Un juez federal decidió que los agentes de inmigración ya no pueden hacer fila afuera de los tribunales como buitres esperando que salga la gente de su audiencia de asilo. Resulta que la táctica de “te espero en la puerta como tu suegra enfadada” ha sido declarada arbitraria, caprichosa y con menos gracia que un chiste de Eugenio.
Desde que Trump volvió a la Casa Blanca, los de ICE se plantaban en la acera como quien espera el autobús, pero con esposas en vez de billete. La gente tenía que elegir entre no presentarse (y que le den la patada directa) o presentarse y salir esposada como si acabara de robar el jamón del supermercado. Opción ganadora: ninguna.
El juez P. Casey Pitts leyó el numerito y sentenció que ni la ley ni el sentido común permiten convertir los juzgados en una trampa para osos. Dijo que ICE y la oficina de inmigración no dieron ninguna explicación razonable, solo “porque sí, porque lo mando yo”. O sea, el mismo nivel de argumento que usa un niño de cinco años cuando le pillan con la mano en el bote de las galletas.
El asesor del Departamento de Seguridad Nacional montó en cólera y soltó que un migrante con orden de deportación es igual que un delincuente condenado.
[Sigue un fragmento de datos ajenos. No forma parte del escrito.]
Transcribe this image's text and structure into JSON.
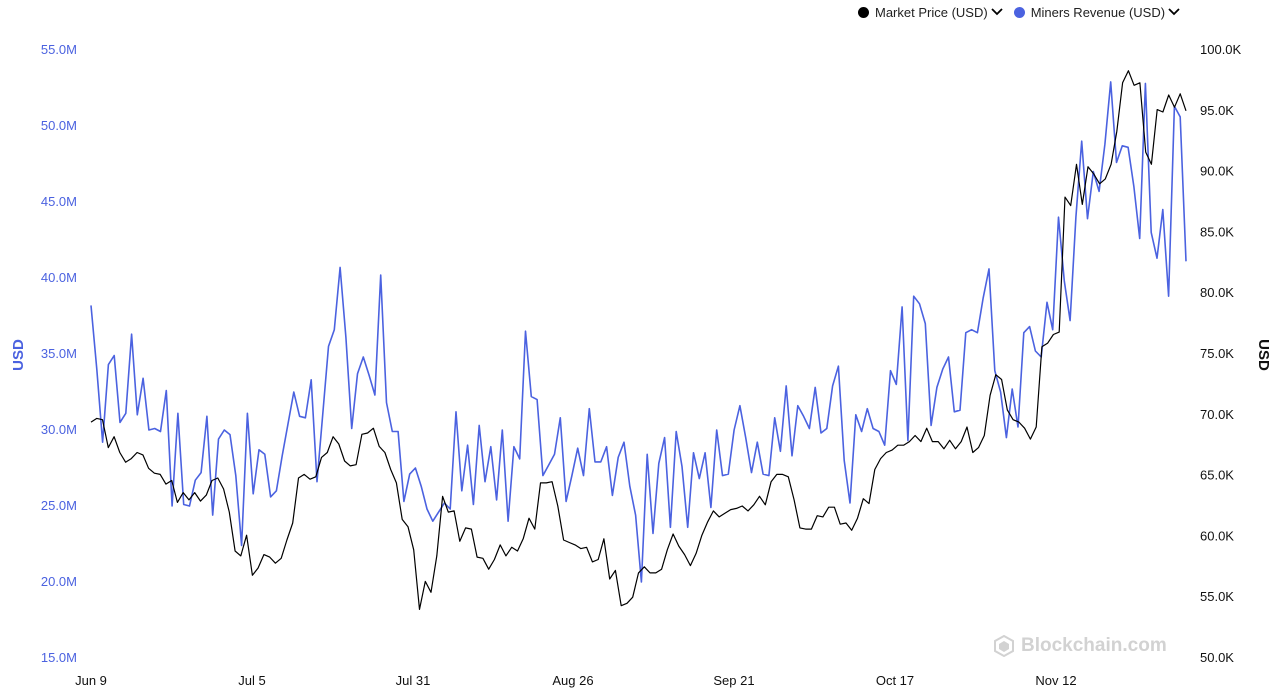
{
  "legend": {
    "price_label": "Market Price (USD)",
    "revenue_label": "Miners Revenue (USD)"
  },
  "watermark": "Blockchain.com",
  "colors": {
    "price": "#000000",
    "revenue": "#4b62e0"
  },
  "chart_data": {
    "type": "line",
    "x_tick_labels": [
      "Jun 9",
      "Jul 5",
      "Jul 31",
      "Aug 26",
      "Sep 21",
      "Oct 17",
      "Nov 12"
    ],
    "y_left": {
      "label": "USD",
      "ylim": [
        15,
        55
      ],
      "ticks": [
        "15.0M",
        "20.0M",
        "25.0M",
        "30.0M",
        "35.0M",
        "40.0M",
        "45.0M",
        "50.0M",
        "55.0M"
      ]
    },
    "y_right": {
      "label": "USD",
      "ylim": [
        50,
        100
      ],
      "ticks": [
        "50.0K",
        "55.0K",
        "60.0K",
        "65.0K",
        "70.0K",
        "75.0K",
        "80.0K",
        "85.0K",
        "90.0K",
        "95.0K",
        "100.0K"
      ]
    },
    "grid": false,
    "legend_position": "top-right",
    "series": [
      {
        "name": "Miners Revenue (USD)",
        "axis": "left",
        "unit": "M",
        "values": [
          38.2,
          34.0,
          29.2,
          34.3,
          34.9,
          30.5,
          31.1,
          36.3,
          31.0,
          33.4,
          30.0,
          30.1,
          29.9,
          32.6,
          25.0,
          31.1,
          25.1,
          25.0,
          26.7,
          27.2,
          30.9,
          24.4,
          29.4,
          30.0,
          29.7,
          27.0,
          22.4,
          31.1,
          25.8,
          28.7,
          28.4,
          25.6,
          26.0,
          28.3,
          30.4,
          32.5,
          30.9,
          30.8,
          33.3,
          26.6,
          31.0,
          35.5,
          36.6,
          40.7,
          36.1,
          30.1,
          33.7,
          34.8,
          33.6,
          32.3,
          40.2,
          31.8,
          29.9,
          29.9,
          25.3,
          27.1,
          27.5,
          26.3,
          24.8,
          24.0,
          24.6,
          25.2,
          24.8,
          31.2,
          26.0,
          29.0,
          25.1,
          30.3,
          26.6,
          28.9,
          25.4,
          30.0,
          24.0,
          28.9,
          28.1,
          36.5,
          32.2,
          32.0,
          27.0,
          27.7,
          28.4,
          30.8,
          25.3,
          27.0,
          28.8,
          27.0,
          31.4,
          27.9,
          27.9,
          28.9,
          25.7,
          28.2,
          29.2,
          26.3,
          24.4,
          20.0,
          28.4,
          23.2,
          27.8,
          29.5,
          23.6,
          29.9,
          27.6,
          23.6,
          28.5,
          26.8,
          28.5,
          24.9,
          30.0,
          27.0,
          27.1,
          30.0,
          31.6,
          29.5,
          27.2,
          29.2,
          27.1,
          27.0,
          30.8,
          28.6,
          32.9,
          28.3,
          31.6,
          30.9,
          30.1,
          32.8,
          29.8,
          30.1,
          32.9,
          34.2,
          28.0,
          25.2,
          31.0,
          29.9,
          31.4,
          30.1,
          29.9,
          29.0,
          33.9,
          33.0,
          38.1,
          29.3,
          38.8,
          38.3,
          37.0,
          30.3,
          32.8,
          34.0,
          34.8,
          31.2,
          31.3,
          36.4,
          36.6,
          36.4,
          38.7,
          40.6,
          33.9,
          32.5,
          29.5,
          32.7,
          30.2,
          36.4,
          36.8,
          35.2,
          34.8,
          38.4,
          36.6,
          44.0,
          39.8,
          37.2,
          44.0,
          49.0,
          43.9,
          47.0,
          45.7,
          48.8,
          52.9,
          47.6,
          48.7,
          48.6,
          46.0,
          42.6,
          52.8,
          43.0,
          41.3,
          44.5,
          38.8,
          51.3,
          50.6,
          41.1
        ]
      },
      {
        "name": "Market Price (USD)",
        "axis": "right",
        "unit": "K",
        "values": [
          69.4,
          69.7,
          69.6,
          67.3,
          68.2,
          66.9,
          66.1,
          66.4,
          66.9,
          66.7,
          65.6,
          65.2,
          65.1,
          64.3,
          64.6,
          62.8,
          63.6,
          63.0,
          63.6,
          62.9,
          63.4,
          64.6,
          64.8,
          63.9,
          62.0,
          58.8,
          58.4,
          60.1,
          56.8,
          57.4,
          58.5,
          58.3,
          57.8,
          58.2,
          59.7,
          61.1,
          64.8,
          65.1,
          64.7,
          64.9,
          66.5,
          66.9,
          68.2,
          67.6,
          66.2,
          65.8,
          65.9,
          68.4,
          68.5,
          68.9,
          67.4,
          66.9,
          65.5,
          64.4,
          61.4,
          60.8,
          58.9,
          54.0,
          56.3,
          55.4,
          58.4,
          63.3,
          62.0,
          62.1,
          59.6,
          60.7,
          60.6,
          58.3,
          58.2,
          57.3,
          58.1,
          59.3,
          58.4,
          59.1,
          58.8,
          59.8,
          61.5,
          60.6,
          64.4,
          64.4,
          64.5,
          62.5,
          59.7,
          59.5,
          59.3,
          59.0,
          59.1,
          57.9,
          58.1,
          59.8,
          56.5,
          57.2,
          54.3,
          54.5,
          55.0,
          57.0,
          57.5,
          57.0,
          57.0,
          57.3,
          58.9,
          60.2,
          59.2,
          58.5,
          57.6,
          58.6,
          60.1,
          61.2,
          62.1,
          61.6,
          61.9,
          62.2,
          62.3,
          62.5,
          62.1,
          62.6,
          63.3,
          62.6,
          64.5,
          65.1,
          65.1,
          64.9,
          63.0,
          60.7,
          60.6,
          60.6,
          61.7,
          61.6,
          62.4,
          62.4,
          61.0,
          61.1,
          60.5,
          61.5,
          63.1,
          62.7,
          65.5,
          66.4,
          66.9,
          67.1,
          67.5,
          67.5,
          67.8,
          68.3,
          67.8,
          68.9,
          67.8,
          67.8,
          67.2,
          67.9,
          67.2,
          67.8,
          69.0,
          66.9,
          67.3,
          68.3,
          71.6,
          73.3,
          72.9,
          70.4,
          69.6,
          69.4,
          68.9,
          68.0,
          69.0,
          75.6,
          75.9,
          76.6,
          76.8,
          87.9,
          87.2,
          90.6,
          87.3,
          90.4,
          89.8,
          89.0,
          89.4,
          90.6,
          93.3,
          97.3,
          98.3,
          97.1,
          97.3,
          91.6,
          90.6,
          95.1,
          94.9,
          96.3,
          95.3,
          96.4,
          95.0
        ]
      }
    ]
  }
}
Según él, un juez que diga lo contrario está haciendo activismo judicial al servicio de “fronteras abiertas y antiamericanismo”. Traducción: “si no nos dejan cazar en los juzgados, ¿dónde vamos a cazar, al parque de bolas?”.
Trump, por su parte, sigue vendiendo la idea de que Estados Unidos está siendo invadido por criminales. La nueva estrategia parece ser: “si no puedes pillarlos dentro, pilla los en la puerta. Si no puedes pillarlos en la puerta, pilla los en el ascensor. Si no hay ascensor… ya inventaremos algo”.
Al final, el juez ha dejado claro que los tribunales no son el patio trasero de nadie. Aunque, visto lo visto, algunos siguen pensando que la Constitución es más bien una sugerencia con letra pequeña.